I love your many doomed attempts to give up caffeine.

Once there was a country where it rained for most of the year, and everyone resided underground, and no one was quite sure who was dead and who was living. But it did not matter because they were happy. And they were ever. And they were after.

Morse Putnam Strawbridge

It is enough that the arrows fit exactly in the wounds they have made.

—Franz Kafka

At first he was sure he had died. When the one with the shaved head gave him another blow to the midriff and his stomach erupted with four long shears of light, he believed he was watching his soul flee from his body. He had never been certain he had a soul, but there it went, like a flock of birds flooding through an open gate. Out it poured from the gash on his arm. Out it poured from the puncture on his thigh. Out it poured from that frog’s neck of tissue between his thumb and his forefinger, where the one with the ski jacket had nicked him with a paring knife and forced him to splay his hand open until the skin split to the muscle. So much light. What else could it have been?

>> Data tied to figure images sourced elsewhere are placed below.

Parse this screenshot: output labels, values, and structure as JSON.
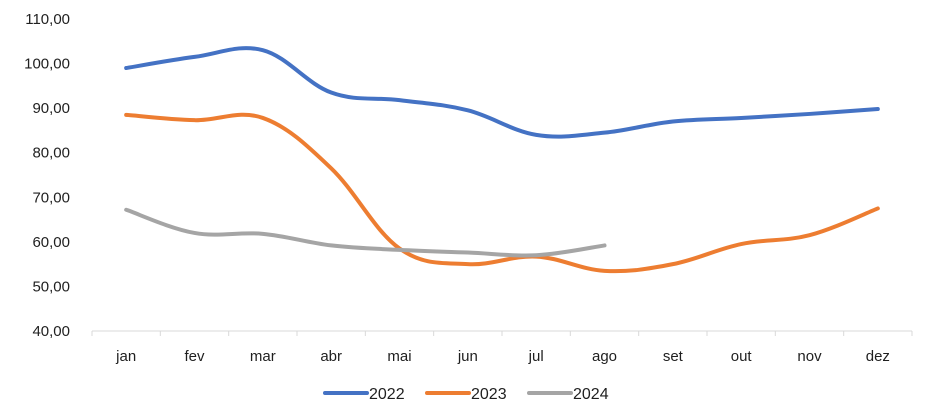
{
  "chart_data": {
    "type": "line",
    "categories": [
      "jan",
      "fev",
      "mar",
      "abr",
      "mai",
      "jun",
      "jul",
      "ago",
      "set",
      "out",
      "nov",
      "dez"
    ],
    "series": [
      {
        "name": "2022",
        "color": "#4472C4",
        "values": [
          99.0,
          101.5,
          103.0,
          93.5,
          91.8,
          89.5,
          84.0,
          84.5,
          87.0,
          87.8,
          88.7,
          89.8
        ]
      },
      {
        "name": "2023",
        "color": "#ED7D31",
        "values": [
          88.5,
          87.3,
          87.8,
          76.5,
          58.5,
          55.0,
          56.7,
          53.5,
          55.0,
          59.5,
          61.5,
          67.5
        ]
      },
      {
        "name": "2024",
        "color": "#A5A5A5",
        "values": [
          67.2,
          62.0,
          61.8,
          59.2,
          58.2,
          57.6,
          57.0,
          59.2,
          null,
          null,
          null,
          null
        ]
      }
    ],
    "title": "",
    "xlabel": "",
    "ylabel": "",
    "ylim": [
      40,
      110
    ],
    "yticks": [
      "40,00",
      "50,00",
      "60,00",
      "70,00",
      "80,00",
      "90,00",
      "100,00",
      "110,00"
    ],
    "grid": false,
    "legend": "bottom"
  }
}
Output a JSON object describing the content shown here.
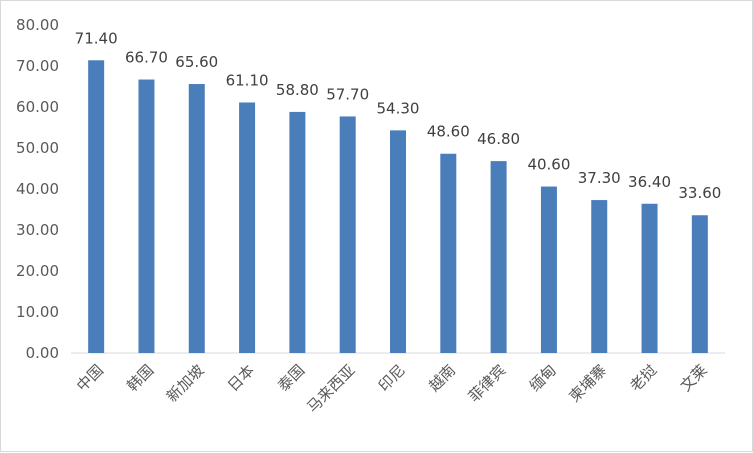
{
  "chart_data": {
    "type": "bar",
    "categories": [
      "中国",
      "韩国",
      "新加坡",
      "日本",
      "泰国",
      "马来西亚",
      "印尼",
      "越南",
      "菲律宾",
      "缅甸",
      "柬埔寨",
      "老挝",
      "文莱"
    ],
    "values": [
      71.4,
      66.7,
      65.6,
      61.1,
      58.8,
      57.7,
      54.3,
      48.6,
      46.8,
      40.6,
      37.3,
      36.4,
      33.6
    ],
    "data_labels": [
      "71.40",
      "66.70",
      "65.60",
      "61.10",
      "58.80",
      "57.70",
      "54.30",
      "48.60",
      "46.80",
      "40.60",
      "37.30",
      "36.40",
      "33.60"
    ],
    "y_ticks": [
      "0.00",
      "10.00",
      "20.00",
      "30.00",
      "40.00",
      "50.00",
      "60.00",
      "70.00",
      "80.00"
    ],
    "ylim": [
      0,
      80
    ],
    "grid": false,
    "legend": "none",
    "bar_color": "#4a7ebb",
    "axis_color": "#d9d9d9"
  }
}
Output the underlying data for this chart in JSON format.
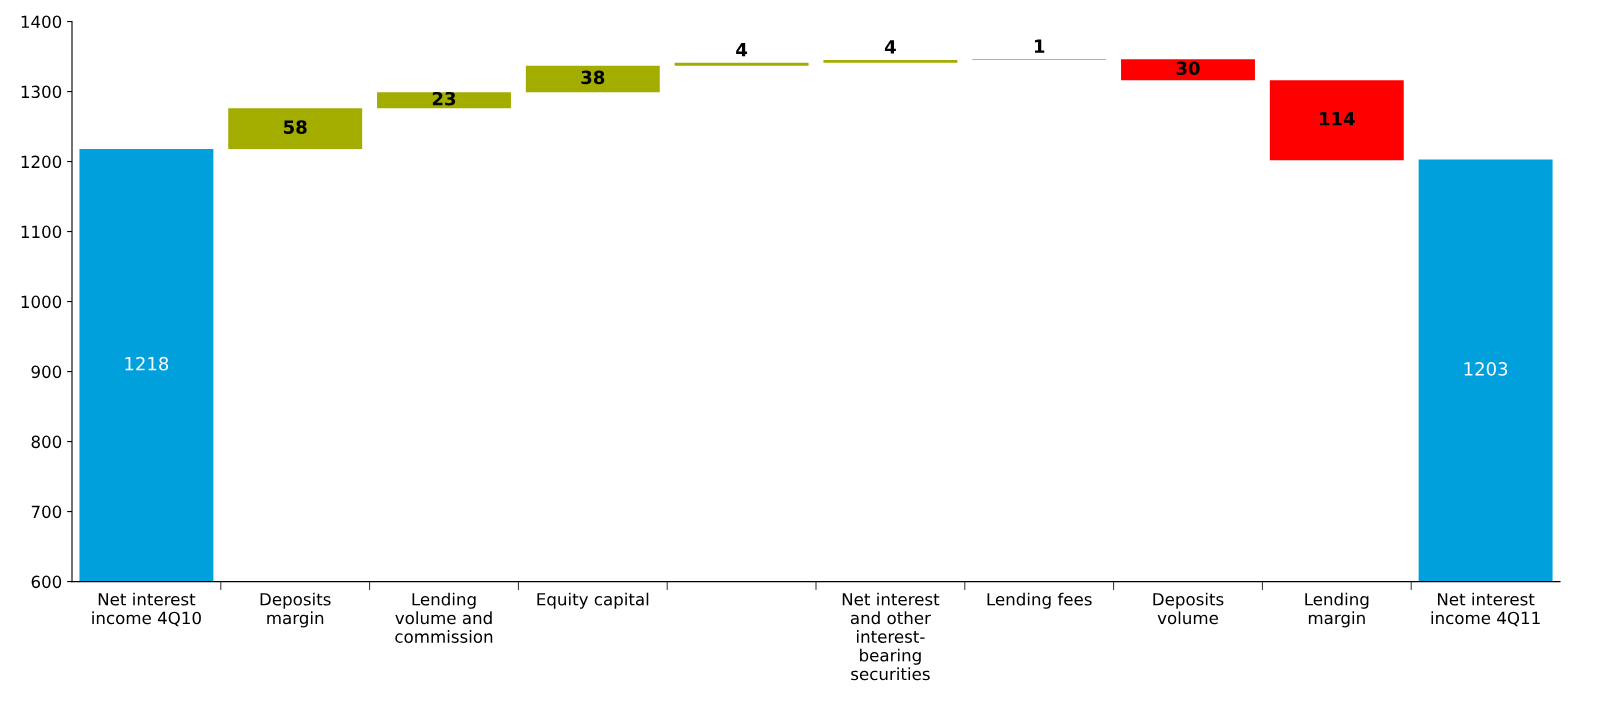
{
  "chart_data": {
    "type": "bar",
    "categories": [
      "Net interest\nincome 4Q10",
      "Deposits\nmargin",
      "Lending\nvolume and\ncommission",
      "Equity capital",
      null,
      "Net interest\nand other\ninterest-\nbearing\nsecurities",
      "Lending fees",
      "Deposits\nvolume",
      "Lending\nmargin",
      "Net interest\nincome 4Q11"
    ],
    "values": [
      1218,
      58,
      23,
      38,
      4,
      4,
      1,
      -30,
      -114,
      1203
    ],
    "base": [
      null,
      1218,
      1276,
      1299,
      1337,
      1341,
      1345,
      1346,
      1316,
      null
    ],
    "colors": [
      "#00a0dc",
      "#a2ad00",
      "#a2ad00",
      "#a2ad00",
      "#a2ad00",
      "#a2ad00",
      "#a2ad00",
      "#ff0000",
      "#ff0000",
      "#00a0dc"
    ],
    "value_labels": [
      "1218",
      "58",
      "23",
      "38",
      "4",
      "4",
      "1",
      "30",
      "114",
      "1203"
    ],
    "ylim": [
      600,
      1400
    ],
    "yticks": [
      600,
      700,
      800,
      900,
      1000,
      1100,
      1200,
      1300,
      1400
    ],
    "grid": false
  }
}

Then he noticed that the one who had caught him below the knee with the tire iron was glowing from his front tooth. And the one with the shaved head was examining the scuff marks on his knuckles, foiled with drops of blood. And the smaller one, the talker, who had started things off by pushing him against the wall and saying, “Where are they, huh? Where did you hide them, buddy?” was swiping at a glinting bruise on his arm, eyeing it with aggravation and curiosity, like a cat batting at a laser pointer.